I feel like this is an easy problem that I can't solve for some reason. Suppose I have a dataframe that lists trades between entities and I want to find the net amount for each pair. The dataframe might look like this:
sending_entity | receiving_entity | amount_traded |
---|---|---|
Tim | Bob | 100 |
Bob | Tim | 50 |
Sarah | Jane | 25 |
Jane | Sarah | 50 |
And the result I want is to know that Tim and Bob settled where Tim gave Bob a net amount of 50, and Jane gave Sarah a net amount of 25.
I thought about creating 2 sparse matrices, one for sending and one for receiving, and then subtracting the matrices. But this seems janky and would prefer a tidyverse way of doing this (or at least within the dataframe data structure), if possible.

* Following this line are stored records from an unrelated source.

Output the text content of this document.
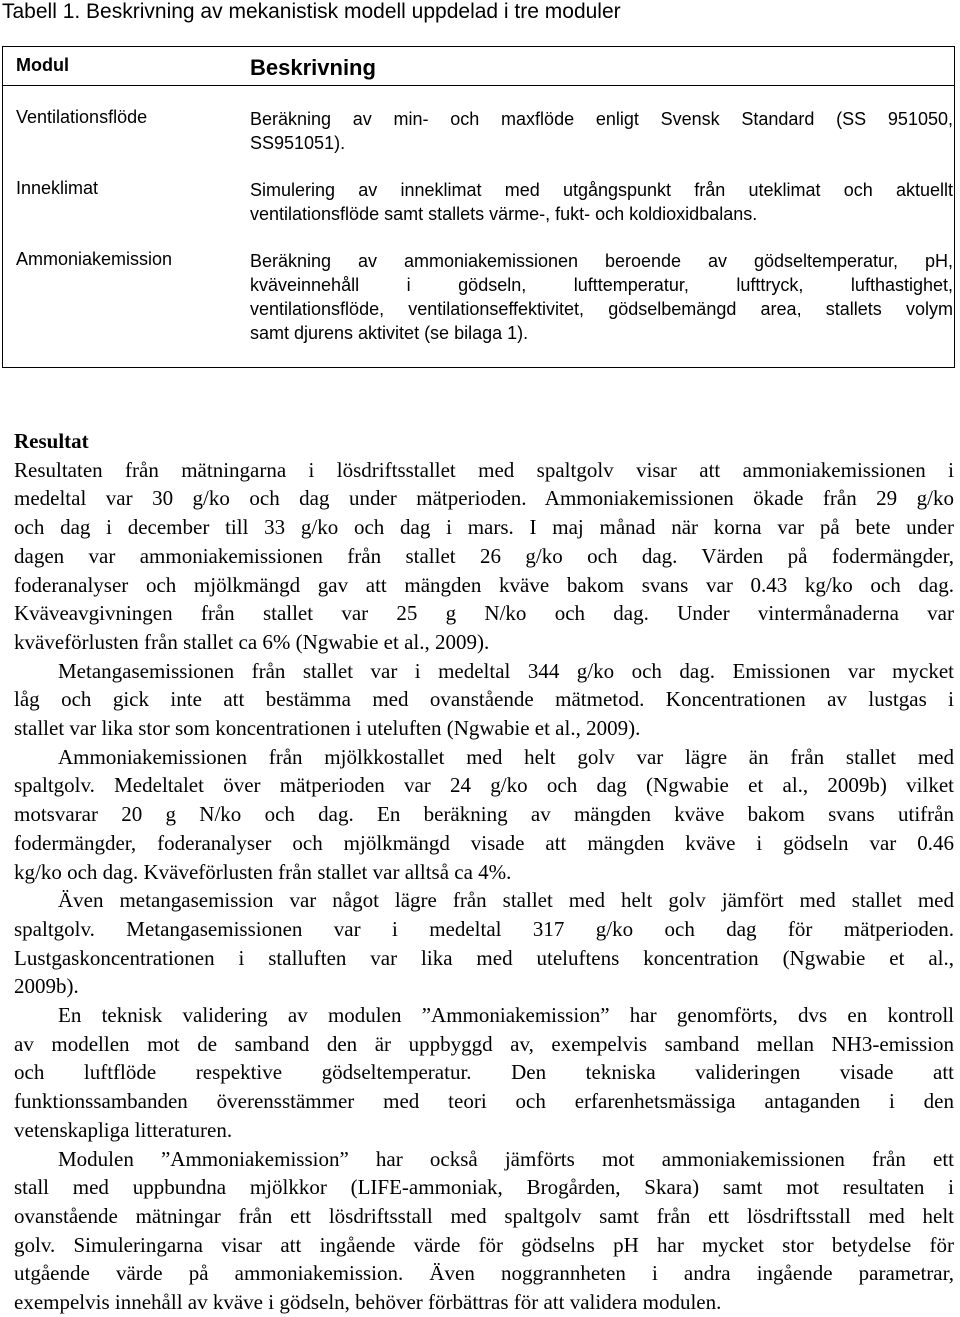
Tabell 1. Beskrivning av mekanistisk modell uppdelad i tre moduler
Modul	Beskrivning
Ventilationsflöde	Beräkning av min- och maxflöde enligt Svensk Standard (SS 951050,
SS951051).
Inneklimat	Simulering av inneklimat med utgångspunkt från uteklimat och aktuellt
ventilationsflöde samt stallets värme-, fukt- och koldioxidbalans.
Ammoniakemission	Beräkning av ammoniakemissionen beroende av gödseltemperatur, pH,
kväveinnehåll i gödseln, lufttemperatur, lufttryck, lufthastighet,
ventilationsflöde, ventilationseffektivitet, gödselbemängd area, stallets volym
samt djurens aktivitet (se bilaga 1).
Resultat
Resultaten från mätningarna i lösdriftsstallet med spaltgolv visar att ammoniakemissionen i
medeltal var 30 g/ko och dag under mätperioden. Ammoniakemissionen ökade från 29 g/ko
och dag i december till 33 g/ko och dag i mars. I maj månad när korna var på bete under
dagen var ammoniakemissionen från stallet 26 g/ko och dag. Värden på fodermängder,
foderanalyser och mjölkmängd gav att mängden kväve bakom svans var 0.43 kg/ko och dag.
Kväveavgivningen från stallet var 25 g N/ko och dag. Under vintermånaderna var
kväveförlusten från stallet ca 6% (Ngwabie et al., 2009).
Metangasemissionen från stallet var i medeltal 344 g/ko och dag. Emissionen var mycket
låg och gick inte att bestämma med ovanstående mätmetod. Koncentrationen av lustgas i
stallet var lika stor som koncentrationen i uteluften (Ngwabie et al., 2009).
Ammoniakemissionen från mjölkkostallet med helt golv var lägre än från stallet med
spaltgolv. Medeltalet över mätperioden var 24 g/ko och dag (Ngwabie et al., 2009b) vilket
motsvarar 20 g N/ko och dag. En beräkning av mängden kväve bakom svans utifrån
fodermängder, foderanalyser och mjölkmängd visade att mängden kväve i gödseln var 0.46
kg/ko och dag. Kväveförlusten från stallet var alltså ca 4%.
Även metangasemission var något lägre från stallet med helt golv jämfört med stallet med
spaltgolv. Metangasemissionen var i medeltal 317 g/ko och dag för mätperioden.
Lustgaskoncentrationen i stalluften var lika med uteluftens koncentration (Ngwabie et al.,
2009b).
En teknisk validering av modulen ”Ammoniakemission” har genomförts, dvs en kontroll
av modellen mot de samband den är uppbyggd av, exempelvis samband mellan NH3-emission
och luftflöde respektive gödseltemperatur. Den tekniska valideringen visade att
funktionssambanden överensstämmer med teori och erfarenhetsmässiga antaganden i den
vetenskapliga litteraturen.
Modulen ”Ammoniakemission” har också jämförts mot ammoniakemissionen från ett
stall med uppbundna mjölkkor (LIFE-ammoniak, Brogården, Skara) samt mot resultaten i
ovanstående mätningar från ett lösdriftsstall med spaltgolv samt från ett lösdriftsstall med helt
golv. Simuleringarna visar att ingående värde för gödselns pH har mycket stor betydelse för
utgående värde på ammoniakemission. Även noggrannheten i andra ingående parametrar,
exempelvis innehåll av kväve i gödseln, behöver förbättras för att validera modulen.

CodePudding user response:
I would create a pair column that is built so that unique pairings have the same value, then used xtabs
:
dfrm$pair <- with( dfrm, paste( ifelse(sending_entity>receiving_entity,
paste(receiving_entity,sending_entity),
paste(sending_entity, receiving_entity) ))
)
dfrm
#-------------
sending_entity receiving_entity amount_traded pair
1 Tim Bob 100 Bob Tim
2 Bob Tim 50 Bob Tim
3 Sarah Jane 25 Jane Sarah
4 Jane Sarah 50 Jane Sarah
#--------------
xtabs(amount_traded~pair, dfrm)
#--------------
pair
Bob Tim Jane Sarah
150 75
CodePudding user response:
An alternative tidyverse approach
df |>
pivot_longer(cols = sending_entity:receiving_entity, names_to = "entity", values_to = "name") |>
count(name, wt = ifelse(entity == "receiving_entity", amount_traded, -amount_traded), name = "received") |>
arrange(order(df$receiving_entity)) |>
mutate(from = df$sending_entity)
name received from
<chr> <int> <chr>
1 Bob 50 Tim
2 Tim -50 Bob
3 Jane -25 Sarah
4 Sarah 25 Jane
Using wt
in count allows us to calculate the sum/net.